There is some evidence that sulfonylureas exert minor glucose-lowering effects independently of increased insulin secretion [54,55]. A small reduction in glucagon concentrations, increased peripheral glucose transport and increased hepatic glucose deposition have been reported, but these effects are not regarded to be of sufficient magnitude to be clinically relevant.
Pharmacokinetics
Sulfonylureas vary considerably in their pharmacokinetic properties (Table 29.7), which in turn affects their clinical suitability for different patients [54,55,56]. They are generally well absorbed, and reach peak plasma concentration in 2–4 hours.

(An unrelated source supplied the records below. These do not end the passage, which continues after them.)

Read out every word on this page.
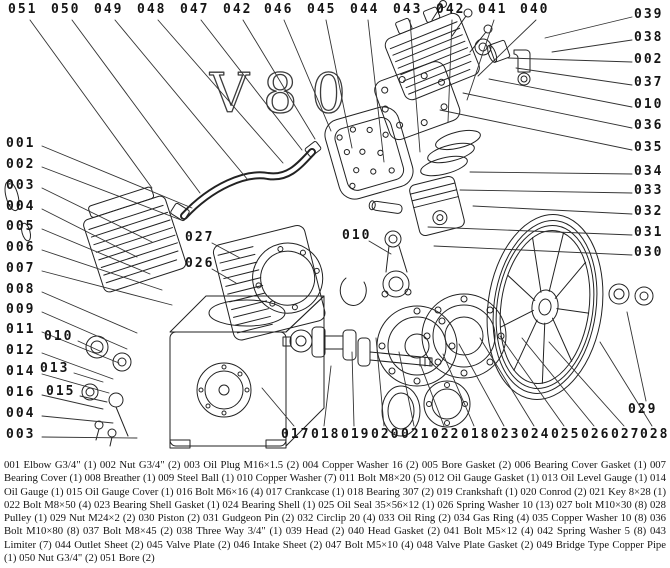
V80
051 050 049 048 047 042 046 045 044 043 042 041 040	039
038
002
037
010
036
035
034
033
032
031
030
001
002
003
004
005
006
007
008
009
011
012
014
016
004
003
010
013
015
027
026
010
017 018 019 020 021 022 018 023 024 025 026 027 028
029
001 Elbow G3/4" (1) 002 Nut G3/4" (2) 003 Oil Plug M16×1.5 (2) 004 Copper Washer 16 (2) 005 Bore Gasket (2) 006 Bearing Cover Gasket (1) 007 Bearing Cover (1) 008 Breather (1) 009 Steel Ball (1) 010 Copper Washer (7) 011 Bolt M8×20 (5) 012 Oil Gauge Gasket (1) 013 Oil Level Gauge (1) 014 Oil Gauge (1) 015 Oil Gauge Cover (1) 016 Bolt M6×16 (4) 017 Crankcase (1) 018 Bearing 307 (2) 019 Crankshaft (1) 020 Conrod (2) 021 Key 8×28 (1) 022 Bolt M8×50 (4) 023 Bearing Shell Gasket (1) 024 Bearing Shell (1) 025 Oil Seal 35×56×12 (1) 026 Spring Washer 10 (13) 027 bolt M10×30 (8) 028 Pulley (1) 029 Nut M24×2 (2) 030 Piston (2) 031 Gudgeon Pin (2) 032 Circlip 20 (4) 033 Oil Ring (2) 034 Gas Ring (4) 035 Copper Washer 10 (8) 036 Bolt M10×80 (8) 037 Bolt M8×45 (2) 038 Three Way 3/4" (1) 039 Head (2) 040 Head Gasket (2) 041 Bolt M5×12 (4) 042 Spring Washer 5 (8) 043 Limiter (7) 044 Outlet Sheet (2) 045 Valve Plate (2) 046 Intake Sheet (2) 047 Bolt M5×10 (4) 048 Valve Plate Gasket (2) 049 Bridge Type Copper Pipe (1) 050 Nut G3/4" (2) 051 Bore (2)
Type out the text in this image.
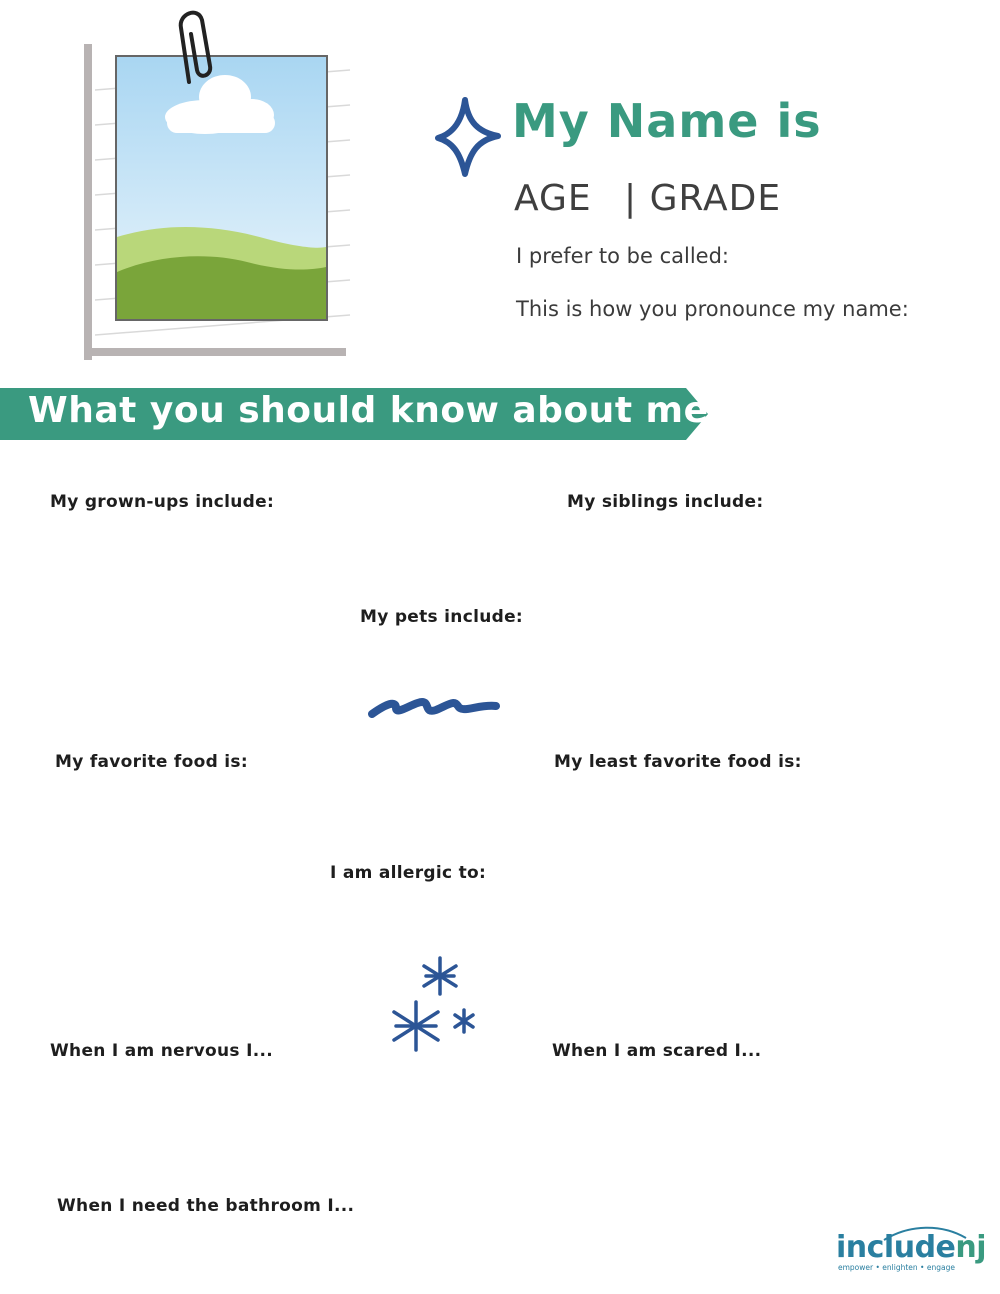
My Name is
AGE | GRADE
I prefer to be called:
This is how you pronounce my name:
What you should know about me
My grown-ups include:	My siblings include:
My pets include:
My favorite food is:	My least favorite food is:
I am allergic to:
When I am nervous I...	When I am scared I...
When I need the bathroom I...
includenj
empower • enlighten • engage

Sulfonylureas are highly bound to plasma proteins which can lead to interactions with other protein-bound drugs such as salicylates, sulfonamides and warfarin. Also, displacement of protein-bound sulfonylurea can increase the risk of hypoglycemia (Table 29.5). Sulfonylureas are metabolized in the liver to varying extents to a range of active and inactive metabolites that are eliminated along with unchanged drug via the bile and urine. Longer acting sulfonylureas can be given once daily but carry greater risk of hypoglycemia, especially with active metabolites. Sites and rates of metabolism and elimination are also important considerations, especially in older patients and individuals with coexistent liver or kidney disease or taking several other medications.